As I continue to digest this I am constantly reminded of the lesson a friend taught me: God loves us and accepts us “warts and all.” I am haunted recently by an answer Bono gave in an interview circa 1980something – the interviewer was bombarding him with questions about what each song meant and he finally said, “my songs are about questions, not answers.” I learned in college that professing Christians and the “unsaved” both went out and partied like rock stars; the heathens were at least honest about the hangover. I was raised with black and white; do and don’t; good and bad. The older I get the more I realize we live in shades of gray. I never thought I would do some of the things I have done in my life. The good and the bad. I never thought I would inflict the wounds I have inflicted. I never believed that my character could be as desperately flawed as it was.

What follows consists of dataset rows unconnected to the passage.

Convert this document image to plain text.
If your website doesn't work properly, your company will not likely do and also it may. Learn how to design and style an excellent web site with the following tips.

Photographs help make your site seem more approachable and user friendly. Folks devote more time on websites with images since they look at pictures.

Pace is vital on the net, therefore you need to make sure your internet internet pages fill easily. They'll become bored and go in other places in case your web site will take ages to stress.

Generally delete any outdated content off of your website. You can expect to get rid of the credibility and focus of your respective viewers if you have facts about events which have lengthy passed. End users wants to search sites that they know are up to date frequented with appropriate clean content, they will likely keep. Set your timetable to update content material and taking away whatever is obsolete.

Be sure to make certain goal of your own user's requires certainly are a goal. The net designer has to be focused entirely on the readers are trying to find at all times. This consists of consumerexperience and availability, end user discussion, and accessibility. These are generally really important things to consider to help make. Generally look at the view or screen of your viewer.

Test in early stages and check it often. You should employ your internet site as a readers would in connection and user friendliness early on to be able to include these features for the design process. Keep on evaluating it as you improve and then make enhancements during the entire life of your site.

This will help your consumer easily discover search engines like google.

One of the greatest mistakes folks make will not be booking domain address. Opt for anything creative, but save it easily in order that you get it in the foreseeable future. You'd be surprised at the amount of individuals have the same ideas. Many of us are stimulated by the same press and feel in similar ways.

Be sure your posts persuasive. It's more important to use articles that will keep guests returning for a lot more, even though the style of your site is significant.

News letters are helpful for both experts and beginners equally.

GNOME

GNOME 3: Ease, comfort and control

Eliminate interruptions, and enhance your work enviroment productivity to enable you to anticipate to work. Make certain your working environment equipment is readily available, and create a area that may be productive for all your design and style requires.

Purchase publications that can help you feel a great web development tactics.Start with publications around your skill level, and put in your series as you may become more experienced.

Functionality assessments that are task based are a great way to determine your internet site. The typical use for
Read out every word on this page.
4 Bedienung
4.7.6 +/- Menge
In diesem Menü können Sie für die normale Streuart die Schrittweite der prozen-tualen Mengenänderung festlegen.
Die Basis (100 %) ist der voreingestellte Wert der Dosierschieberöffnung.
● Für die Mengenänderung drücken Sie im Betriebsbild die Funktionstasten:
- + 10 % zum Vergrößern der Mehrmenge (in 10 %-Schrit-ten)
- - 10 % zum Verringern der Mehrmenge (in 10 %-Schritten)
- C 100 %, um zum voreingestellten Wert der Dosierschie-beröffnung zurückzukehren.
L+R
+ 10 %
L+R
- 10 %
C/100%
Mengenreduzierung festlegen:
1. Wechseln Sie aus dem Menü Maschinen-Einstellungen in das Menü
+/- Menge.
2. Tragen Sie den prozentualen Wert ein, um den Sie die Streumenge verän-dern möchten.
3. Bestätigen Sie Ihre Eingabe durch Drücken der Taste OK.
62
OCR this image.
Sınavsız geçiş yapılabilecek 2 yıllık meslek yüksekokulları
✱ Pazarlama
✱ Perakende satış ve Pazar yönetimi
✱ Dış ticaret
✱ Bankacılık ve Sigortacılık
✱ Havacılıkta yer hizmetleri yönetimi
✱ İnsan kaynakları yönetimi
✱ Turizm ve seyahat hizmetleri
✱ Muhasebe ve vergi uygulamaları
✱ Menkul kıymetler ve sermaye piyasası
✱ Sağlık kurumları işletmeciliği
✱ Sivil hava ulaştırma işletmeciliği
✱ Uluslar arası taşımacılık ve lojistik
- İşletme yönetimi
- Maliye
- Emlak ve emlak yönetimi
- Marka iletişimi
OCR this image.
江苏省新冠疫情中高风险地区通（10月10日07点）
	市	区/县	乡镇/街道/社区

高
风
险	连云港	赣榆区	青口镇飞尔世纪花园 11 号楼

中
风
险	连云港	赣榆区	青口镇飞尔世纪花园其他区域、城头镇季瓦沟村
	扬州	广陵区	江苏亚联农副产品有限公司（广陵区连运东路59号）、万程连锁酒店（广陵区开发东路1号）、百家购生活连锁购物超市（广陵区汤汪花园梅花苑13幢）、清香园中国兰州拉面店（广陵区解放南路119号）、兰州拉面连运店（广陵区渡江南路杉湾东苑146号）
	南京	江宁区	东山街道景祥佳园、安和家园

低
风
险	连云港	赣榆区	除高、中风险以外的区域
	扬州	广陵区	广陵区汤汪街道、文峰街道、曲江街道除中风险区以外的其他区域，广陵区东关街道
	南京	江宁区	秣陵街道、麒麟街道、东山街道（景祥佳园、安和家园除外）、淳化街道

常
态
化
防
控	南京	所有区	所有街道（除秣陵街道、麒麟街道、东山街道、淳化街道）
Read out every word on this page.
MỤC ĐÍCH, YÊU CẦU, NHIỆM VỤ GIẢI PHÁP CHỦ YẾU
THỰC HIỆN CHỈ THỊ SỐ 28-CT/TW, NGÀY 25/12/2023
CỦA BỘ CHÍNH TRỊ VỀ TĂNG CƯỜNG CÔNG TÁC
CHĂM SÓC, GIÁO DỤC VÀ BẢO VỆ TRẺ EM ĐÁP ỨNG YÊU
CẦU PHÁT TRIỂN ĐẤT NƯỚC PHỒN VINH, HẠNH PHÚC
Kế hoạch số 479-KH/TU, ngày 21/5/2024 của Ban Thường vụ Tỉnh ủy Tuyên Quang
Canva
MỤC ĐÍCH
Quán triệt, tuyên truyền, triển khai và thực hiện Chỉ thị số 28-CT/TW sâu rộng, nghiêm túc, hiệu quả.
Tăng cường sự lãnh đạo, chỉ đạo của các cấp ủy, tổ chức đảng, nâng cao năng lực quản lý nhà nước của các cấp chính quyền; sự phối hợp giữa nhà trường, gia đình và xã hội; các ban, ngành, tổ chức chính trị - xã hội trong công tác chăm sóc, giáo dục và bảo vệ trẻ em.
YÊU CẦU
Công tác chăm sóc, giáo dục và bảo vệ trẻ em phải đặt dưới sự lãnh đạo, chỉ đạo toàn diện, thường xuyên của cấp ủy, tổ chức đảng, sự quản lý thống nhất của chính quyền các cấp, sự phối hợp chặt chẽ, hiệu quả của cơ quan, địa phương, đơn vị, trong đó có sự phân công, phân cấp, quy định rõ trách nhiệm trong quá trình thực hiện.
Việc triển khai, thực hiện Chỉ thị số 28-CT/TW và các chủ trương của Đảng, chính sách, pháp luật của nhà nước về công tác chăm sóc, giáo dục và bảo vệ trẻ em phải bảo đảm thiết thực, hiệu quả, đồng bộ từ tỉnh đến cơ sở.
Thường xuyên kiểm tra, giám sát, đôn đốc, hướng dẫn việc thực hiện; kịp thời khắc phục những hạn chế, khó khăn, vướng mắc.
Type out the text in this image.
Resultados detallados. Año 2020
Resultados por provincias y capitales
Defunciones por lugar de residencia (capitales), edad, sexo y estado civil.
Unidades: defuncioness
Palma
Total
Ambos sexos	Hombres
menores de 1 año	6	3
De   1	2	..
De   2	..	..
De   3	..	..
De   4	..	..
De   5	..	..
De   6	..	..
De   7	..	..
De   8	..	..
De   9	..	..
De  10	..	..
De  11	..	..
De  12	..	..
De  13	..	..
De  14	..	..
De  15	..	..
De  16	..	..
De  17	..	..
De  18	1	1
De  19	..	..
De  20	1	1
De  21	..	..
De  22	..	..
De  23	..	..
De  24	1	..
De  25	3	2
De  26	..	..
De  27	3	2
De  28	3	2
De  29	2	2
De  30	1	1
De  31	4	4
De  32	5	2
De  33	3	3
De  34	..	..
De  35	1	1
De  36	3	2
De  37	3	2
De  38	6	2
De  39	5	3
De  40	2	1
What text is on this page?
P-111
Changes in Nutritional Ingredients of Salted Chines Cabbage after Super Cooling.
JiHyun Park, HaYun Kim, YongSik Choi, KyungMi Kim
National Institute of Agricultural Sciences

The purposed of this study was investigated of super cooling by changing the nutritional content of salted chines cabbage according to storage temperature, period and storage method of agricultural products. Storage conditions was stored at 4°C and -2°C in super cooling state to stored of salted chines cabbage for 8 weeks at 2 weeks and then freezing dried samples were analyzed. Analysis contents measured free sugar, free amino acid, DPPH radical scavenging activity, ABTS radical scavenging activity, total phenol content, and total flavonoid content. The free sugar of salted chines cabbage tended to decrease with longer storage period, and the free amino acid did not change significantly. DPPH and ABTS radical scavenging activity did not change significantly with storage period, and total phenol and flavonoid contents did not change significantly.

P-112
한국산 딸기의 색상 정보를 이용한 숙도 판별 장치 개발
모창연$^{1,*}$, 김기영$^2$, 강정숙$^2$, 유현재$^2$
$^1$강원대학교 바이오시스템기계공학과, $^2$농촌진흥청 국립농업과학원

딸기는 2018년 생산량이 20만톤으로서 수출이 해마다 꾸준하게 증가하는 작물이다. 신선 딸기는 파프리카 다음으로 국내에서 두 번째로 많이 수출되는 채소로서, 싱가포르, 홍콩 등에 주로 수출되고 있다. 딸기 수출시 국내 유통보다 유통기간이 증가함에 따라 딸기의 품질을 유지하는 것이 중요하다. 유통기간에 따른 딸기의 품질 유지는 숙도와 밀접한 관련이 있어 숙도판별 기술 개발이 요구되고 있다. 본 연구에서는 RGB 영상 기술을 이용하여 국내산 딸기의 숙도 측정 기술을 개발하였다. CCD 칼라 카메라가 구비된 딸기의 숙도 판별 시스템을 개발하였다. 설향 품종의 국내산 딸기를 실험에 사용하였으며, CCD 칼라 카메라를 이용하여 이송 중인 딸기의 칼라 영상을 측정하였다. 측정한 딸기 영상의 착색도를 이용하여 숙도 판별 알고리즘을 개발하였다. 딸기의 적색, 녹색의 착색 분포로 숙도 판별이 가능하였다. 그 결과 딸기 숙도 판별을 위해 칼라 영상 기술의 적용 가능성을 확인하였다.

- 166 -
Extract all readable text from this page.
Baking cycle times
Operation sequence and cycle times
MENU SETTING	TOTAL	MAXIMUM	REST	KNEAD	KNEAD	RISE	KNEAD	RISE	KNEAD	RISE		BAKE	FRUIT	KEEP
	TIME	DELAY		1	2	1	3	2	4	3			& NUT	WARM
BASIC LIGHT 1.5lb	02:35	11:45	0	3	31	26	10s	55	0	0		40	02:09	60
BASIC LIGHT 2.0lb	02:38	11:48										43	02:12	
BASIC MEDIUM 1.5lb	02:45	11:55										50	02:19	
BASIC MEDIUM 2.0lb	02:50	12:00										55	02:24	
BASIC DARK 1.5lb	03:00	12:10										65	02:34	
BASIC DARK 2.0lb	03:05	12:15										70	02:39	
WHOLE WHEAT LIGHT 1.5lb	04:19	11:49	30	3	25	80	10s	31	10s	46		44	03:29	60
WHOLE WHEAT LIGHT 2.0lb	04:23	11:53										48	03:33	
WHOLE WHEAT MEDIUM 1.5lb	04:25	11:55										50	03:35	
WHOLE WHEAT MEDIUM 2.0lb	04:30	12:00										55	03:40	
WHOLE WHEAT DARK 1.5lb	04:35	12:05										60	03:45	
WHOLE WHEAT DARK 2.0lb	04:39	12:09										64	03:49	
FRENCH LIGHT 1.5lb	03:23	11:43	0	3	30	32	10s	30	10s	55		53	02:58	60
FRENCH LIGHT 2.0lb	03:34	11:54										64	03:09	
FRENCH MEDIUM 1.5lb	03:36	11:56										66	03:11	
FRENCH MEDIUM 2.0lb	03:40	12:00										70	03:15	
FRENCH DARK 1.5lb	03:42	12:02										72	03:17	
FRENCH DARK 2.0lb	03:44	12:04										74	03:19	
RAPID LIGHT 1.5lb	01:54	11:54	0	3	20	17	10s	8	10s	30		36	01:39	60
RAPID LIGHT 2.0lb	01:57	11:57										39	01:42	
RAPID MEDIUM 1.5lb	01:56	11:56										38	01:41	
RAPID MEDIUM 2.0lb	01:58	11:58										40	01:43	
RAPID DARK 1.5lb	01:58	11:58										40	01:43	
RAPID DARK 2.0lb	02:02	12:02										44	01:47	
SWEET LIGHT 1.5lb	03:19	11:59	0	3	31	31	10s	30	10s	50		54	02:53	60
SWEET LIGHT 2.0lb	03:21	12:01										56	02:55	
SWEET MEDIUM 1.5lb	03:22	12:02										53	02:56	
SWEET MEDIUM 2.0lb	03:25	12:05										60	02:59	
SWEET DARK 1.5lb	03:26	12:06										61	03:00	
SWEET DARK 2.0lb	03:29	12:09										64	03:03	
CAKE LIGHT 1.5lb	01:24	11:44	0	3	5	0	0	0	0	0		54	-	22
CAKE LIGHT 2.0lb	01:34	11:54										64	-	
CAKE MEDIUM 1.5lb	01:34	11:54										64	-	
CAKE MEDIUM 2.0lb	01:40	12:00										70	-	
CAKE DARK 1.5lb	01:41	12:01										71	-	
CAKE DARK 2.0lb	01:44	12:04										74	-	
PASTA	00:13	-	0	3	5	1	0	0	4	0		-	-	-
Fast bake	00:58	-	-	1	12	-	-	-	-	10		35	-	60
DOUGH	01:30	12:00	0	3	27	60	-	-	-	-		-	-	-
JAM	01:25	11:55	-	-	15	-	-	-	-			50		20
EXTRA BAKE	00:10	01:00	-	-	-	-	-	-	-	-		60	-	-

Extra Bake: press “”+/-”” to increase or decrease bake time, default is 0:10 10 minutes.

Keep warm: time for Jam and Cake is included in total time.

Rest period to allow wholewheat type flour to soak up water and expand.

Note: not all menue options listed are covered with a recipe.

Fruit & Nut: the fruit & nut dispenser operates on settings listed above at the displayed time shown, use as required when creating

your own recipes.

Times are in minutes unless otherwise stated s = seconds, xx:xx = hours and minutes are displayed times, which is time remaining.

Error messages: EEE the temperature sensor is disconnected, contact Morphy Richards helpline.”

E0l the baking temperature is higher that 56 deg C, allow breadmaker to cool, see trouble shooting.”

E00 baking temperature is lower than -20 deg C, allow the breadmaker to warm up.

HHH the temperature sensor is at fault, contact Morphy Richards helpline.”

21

When he talks about the sleepless nights in this article… I know those. I scratch my head wondering why I couldn’t have learned things in a different way. Couldn’t God teach me the same lesson with less damage? Then I keep meeting more and more people that have been just as broken. Then the flawed characters in the Bible make more sense and the concept of grace basically drips from its pages.
I don’t know. Read and consider the article as a whole. Think about your life and the lives of those you care for. Does everything make perfect sense to you? This is life. This is reality. It might get loud and messy and sloppy. Sometimes we color outside the lines. But it still makes me wonder sometimes.
Which comes first: My relationship with Jesus or my need for answers?